Suddenly my entire life with Takano flashed before I eyes. He was going to die soon, wasn't he???

"Remember when we met for the first time?" I asked, trying to hold back a sob. Takano put on a truly happy smile.

"That was the moment my life changed forever." Takano said, reflecting back on life with the two of us. He was smiling to himself. I smiled, too.

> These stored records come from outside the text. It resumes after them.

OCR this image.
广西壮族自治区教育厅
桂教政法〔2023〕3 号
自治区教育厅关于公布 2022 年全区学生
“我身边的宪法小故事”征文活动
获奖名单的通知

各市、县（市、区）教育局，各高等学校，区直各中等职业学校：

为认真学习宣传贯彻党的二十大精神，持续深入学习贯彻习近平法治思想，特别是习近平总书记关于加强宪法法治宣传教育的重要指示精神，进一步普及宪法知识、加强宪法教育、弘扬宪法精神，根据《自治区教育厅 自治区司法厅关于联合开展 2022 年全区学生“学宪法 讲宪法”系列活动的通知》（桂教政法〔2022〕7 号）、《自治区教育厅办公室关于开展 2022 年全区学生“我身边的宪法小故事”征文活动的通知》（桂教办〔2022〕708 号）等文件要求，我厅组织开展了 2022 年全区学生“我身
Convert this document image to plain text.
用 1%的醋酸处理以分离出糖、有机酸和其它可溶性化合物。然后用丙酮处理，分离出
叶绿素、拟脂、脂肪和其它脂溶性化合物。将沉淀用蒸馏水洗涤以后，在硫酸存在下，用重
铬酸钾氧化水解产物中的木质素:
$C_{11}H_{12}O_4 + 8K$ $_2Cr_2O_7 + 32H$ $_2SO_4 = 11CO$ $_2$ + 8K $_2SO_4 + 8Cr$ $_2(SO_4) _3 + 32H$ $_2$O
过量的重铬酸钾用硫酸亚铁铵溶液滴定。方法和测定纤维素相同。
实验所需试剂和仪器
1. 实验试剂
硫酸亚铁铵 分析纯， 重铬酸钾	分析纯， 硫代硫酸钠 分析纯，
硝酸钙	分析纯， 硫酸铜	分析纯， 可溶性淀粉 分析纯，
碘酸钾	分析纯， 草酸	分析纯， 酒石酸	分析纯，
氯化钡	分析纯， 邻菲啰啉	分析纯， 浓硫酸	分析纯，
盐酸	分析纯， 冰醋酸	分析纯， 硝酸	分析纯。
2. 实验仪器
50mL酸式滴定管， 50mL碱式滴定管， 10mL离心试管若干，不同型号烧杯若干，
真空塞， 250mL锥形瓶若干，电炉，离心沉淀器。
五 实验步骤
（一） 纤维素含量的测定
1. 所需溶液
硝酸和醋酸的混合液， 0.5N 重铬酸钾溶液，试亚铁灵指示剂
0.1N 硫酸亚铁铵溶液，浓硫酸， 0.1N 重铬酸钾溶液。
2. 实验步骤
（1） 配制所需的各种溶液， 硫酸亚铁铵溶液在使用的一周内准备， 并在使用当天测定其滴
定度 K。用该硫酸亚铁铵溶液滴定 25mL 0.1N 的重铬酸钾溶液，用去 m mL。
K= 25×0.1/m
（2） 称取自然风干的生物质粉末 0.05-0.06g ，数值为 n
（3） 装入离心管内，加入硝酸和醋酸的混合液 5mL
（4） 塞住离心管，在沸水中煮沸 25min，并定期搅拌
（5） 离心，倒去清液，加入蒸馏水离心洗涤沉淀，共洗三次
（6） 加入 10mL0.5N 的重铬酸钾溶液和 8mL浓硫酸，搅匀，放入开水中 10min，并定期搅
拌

"Me too." I confessed. That I was flooded with of the feelings that I ever had of Takano. And all I can do was cling desperately to him. I sobbed into his already wet shirt. He wrapped his arms around me as well. We both hung onto each other like our life depended on it.

"Remember when I brought you over to my house for the first time?" Asked Takano, with a smirk on his face. That made me blush.

"Remember when I met you for the first time in ten years?" I asked. He suddenly got very curious.

"Speaking of- what was your first impression of me? Before we figured it out." Asked Takano. I laughed.

"I thought you were absolutely crazy and mean. When I finally thought you might be a good person, you broke the news to me." I confessed. I looked at him up and down. "Although my original impression of you wasn't all that off." He laughed at my comment.

"How long did it take for you to finally realize your true feelings?" Asked Takano. He sure is asking a lot of questions.

"Pretty much right after I fell on the stairs in the Library." I admitted, reflecting back.

"What? Did it knock some sense into you?" Asked Takano. He was messing with me by this point. I just stuck my tongue out at him. We both just sat there, laughing.

When we both stopped, Takano looked at me very serious. I almost laughed at his seriousness. But the situation would be inappropriate.

"Can you grab my guitar out of my bag over there?" Asked Takano. He was pointing at a bag in the corner of the the room. I got up and got it.

When I handed it to him, I had to ask. "You play the guitar?" He smiled at me.

"Yep. I picked up that habit during our ten years apart." He replied. That made my heart twist for a second. "I have a song to play to you." He continued. I blushed at the thought that Takano wrote a story for me. Takano saw my blush and smirked. He started to play the guitar, and I immediately recognized the song. It was 'The Reason' by Hoobastank. I immediately shut my eyes to enjoy the song.